Я ей пообещал все, чего она только хотела, и она повела меня через всю свою спальню в комнату моей жены, а та лежала в постели, а рядышком растянулся г-н аббат, и оба они спали.
Зрелище это до того меня изумило, что даже если бы я и не пообещал г-же Аллен держать язык за зубами, я бы и то ни слова не смог бы вымолвить. Хозяйка потащила меня обратно в переднюю, закрыла за нами все двери и говорит мне:
— Ну как, Гийом, что ты обо всем этом думаешь?
— Ах, сударыня, — ответил я, — уж чего не ожидал, того не ожидал. Очень это некрасиво для человека духовного сана. Может, ему я и слова не дохну, как он все же такая персона, но что до моей жены, у которой сана никакого нет, так, будьте уверены, я ей такую трепку задам, что она у меня зачирикает!
— Ничего подобного не случится, бедняга Гийом, — говорит она. — Ты наделаешь такого шуму, что весь свет узнает о том, чего ему лучше не знать и ради твоей чести, и ради чести моего дома. Но ты ни о чем не беспокойся, у меня есть средство отомстить, и ты уже сегодня увидишь, как я за это возьмусь. Кончай себе чистить коней, а в девять часов пойдешь к досточтимому отцу Симону и пригласишь его от моего имени на сегодня к обеду.
— А какая, сударыня, во всем этом деле, — говорю я, — помощь от отца Симона? Что он, вернет мою честь на то место, куда вместо нее этот кобель аббат черт знает что сунул? Теперь, видите ли, я уж ни священнику, ни монаху не поверю.
— И правильно сделаешь, — отвечала госпожа. — С меня тоже хватит и тех, и других. Но ты все же сделай, как я велю. Слово тебе даю, милый Гийом, что в скором времени мы избавимся от этого негодяя аббата. Ты уж порадуешься, увидев, как я его выставлю за дверь.
— Вы бы уж заодно выставили стерву эту, мою супружницу, — ответил я.
— Это, может быть, и было бы не так уж плохо, — подхватила она, — но потерпи, все пойдет хорошо. Надеюсь, найдется у меня средство в скором времени излечить тебя от удара, который я нанесла тебе, раскрыв перед тобой поведение твоей жены. Увидишь, что из худа получится добро. Служи мне верно, и счастье тебе улыбнется: я возьму тебя из конюшни, и ты станешь моим личным слугой. Я буду не первая женщина, взявшая себе в слуги такого высокого брюнета, как ты. Никому ни о чем не говори и предоставь мне действовать.
На том она меня выставила и вернулась к себе.
Правильно говорят, что лучшее лекарство от худа — добро. Ибо одна мысль о фортуне, которую мне посулила г-жа Аллен, почти что изгладила из моей памяти то, что я сейчас увидел. Да и к тому же, раз ваша супруга оказалась способной на такие делишки, это в сильной степени ухудшает хорошее мнение, которое вам надлежит всегда о ней иметь, да и вам самому так лучше: многие считают, что не слишком важно, изменила она долгу или нет, так как ее и уважать нечего, когда она перестала того заслуживать. Становишься безразличным к тому, о чем, по справедливости, незачем волноваться.

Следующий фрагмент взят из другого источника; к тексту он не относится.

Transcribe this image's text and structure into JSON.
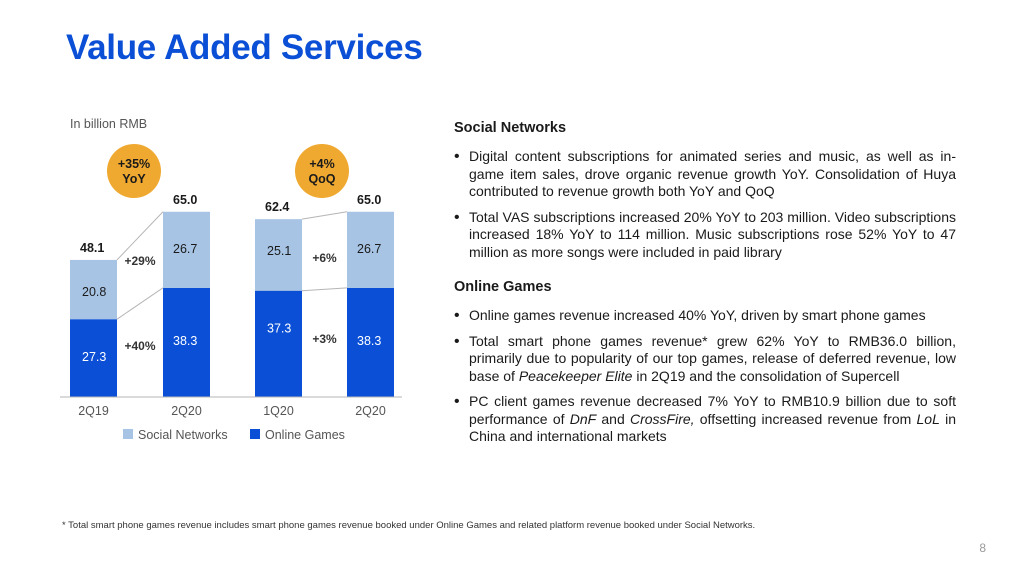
{
  "title": "Value Added Services",
  "unit_label": "In billion RMB",
  "colors": {
    "title": "#0a4fd6",
    "social_networks": "#a7c4e4",
    "online_games": "#0a4fd6",
    "badge": "#f0a930"
  },
  "chart_data": [
    {
      "type": "bar",
      "stacked": true,
      "categories": [
        "2Q19",
        "2Q20"
      ],
      "series": [
        {
          "name": "Online Games",
          "values": [
            27.3,
            38.3
          ]
        },
        {
          "name": "Social Networks",
          "values": [
            20.8,
            26.7
          ]
        }
      ],
      "totals": [
        "48.1",
        "65.0"
      ],
      "segment_labels": {
        "Online Games": [
          "27.3",
          "38.3"
        ],
        "Social Networks": [
          "20.8",
          "26.7"
        ]
      },
      "growth": {
        "Social Networks": "+29%",
        "Online Games": "+40%"
      },
      "badge": {
        "line1": "+35%",
        "line2": "YoY"
      }
    },
    {
      "type": "bar",
      "stacked": true,
      "categories": [
        "1Q20",
        "2Q20"
      ],
      "series": [
        {
          "name": "Online Games",
          "values": [
            37.3,
            38.3
          ]
        },
        {
          "name": "Social Networks",
          "values": [
            25.1,
            26.7
          ]
        }
      ],
      "totals": [
        "62.4",
        "65.0"
      ],
      "segment_labels": {
        "Online Games": [
          "37.3",
          "38.3"
        ],
        "Social Networks": [
          "25.1",
          "26.7"
        ]
      },
      "growth": {
        "Social Networks": "+6%",
        "Online Games": "+3%"
      },
      "badge": {
        "line1": "+4%",
        "line2": "QoQ"
      }
    }
  ],
  "legend": [
    {
      "label": "Social Networks",
      "color": "#a7c4e4"
    },
    {
      "label": "Online Games",
      "color": "#0a4fd6"
    }
  ],
  "sections": [
    {
      "heading": "Social Networks",
      "bullets": [
        [
          {
            "t": "Digital content subscriptions for animated series and music, as well as in-game item sales, drove organic revenue growth YoY. Consolidation of Huya contributed to revenue growth both YoY and QoQ"
          }
        ],
        [
          {
            "t": "Total VAS subscriptions increased 20% YoY to 203 million. Video subscriptions increased 18% YoY to 114 million. Music subscriptions rose 52% YoY to 47 million as more songs were included in paid library"
          }
        ]
      ]
    },
    {
      "heading": "Online Games",
      "bullets": [
        [
          {
            "t": "Online games revenue increased 40% YoY, driven by smart phone games"
          }
        ],
        [
          {
            "t": "Total smart phone games revenue* grew 62% YoY to RMB36.0 billion, primarily due to popularity of our top games, release of deferred revenue, low base of "
          },
          {
            "t": "Peacekeeper Elite",
            "i": true
          },
          {
            "t": " in 2Q19 and the consolidation of Supercell"
          }
        ],
        [
          {
            "t": "PC client games revenue decreased 7% YoY to RMB10.9 billion due to soft performance of "
          },
          {
            "t": "DnF",
            "i": true
          },
          {
            "t": " and "
          },
          {
            "t": "CrossFire,",
            "i": true
          },
          {
            "t": " offsetting increased revenue from "
          },
          {
            "t": "LoL",
            "i": true
          },
          {
            "t": " in China and international markets"
          }
        ]
      ]
    }
  ],
  "footnote": "* Total smart phone games revenue includes smart phone games revenue booked under Online Games and related platform revenue booked under Social Networks.",
  "page_number": "8"
}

Потому я решил примириться со случившимся, в чем быстро преуспел, ибо шел на это весьма охотно. Теперь хотелось мне только знать, что предпримет отец Симон, когда придет к обеду, что он обещал сделать в ответ на мое приглашение.
Когда он появился, у г-на аббата Эврара физиономия вытянулась на целый локоть, он его терпеть не мог. Все садятся за стол, и госпожа даже бровью не поводит при виде состроенной аббатом мины, а он тут же начал придираться к монаху по любому поводу, тот же смело возражал на все то, что аббат выставлял в качестве предмета для спора; тем более что госпожа, вопреки обыкновению, все время соглашалась с его преподобием, так что Эврара здорово припекло, и вот он швыряет салфетку и, как сумасшедший, убегает, надувшись, к себе в комнату.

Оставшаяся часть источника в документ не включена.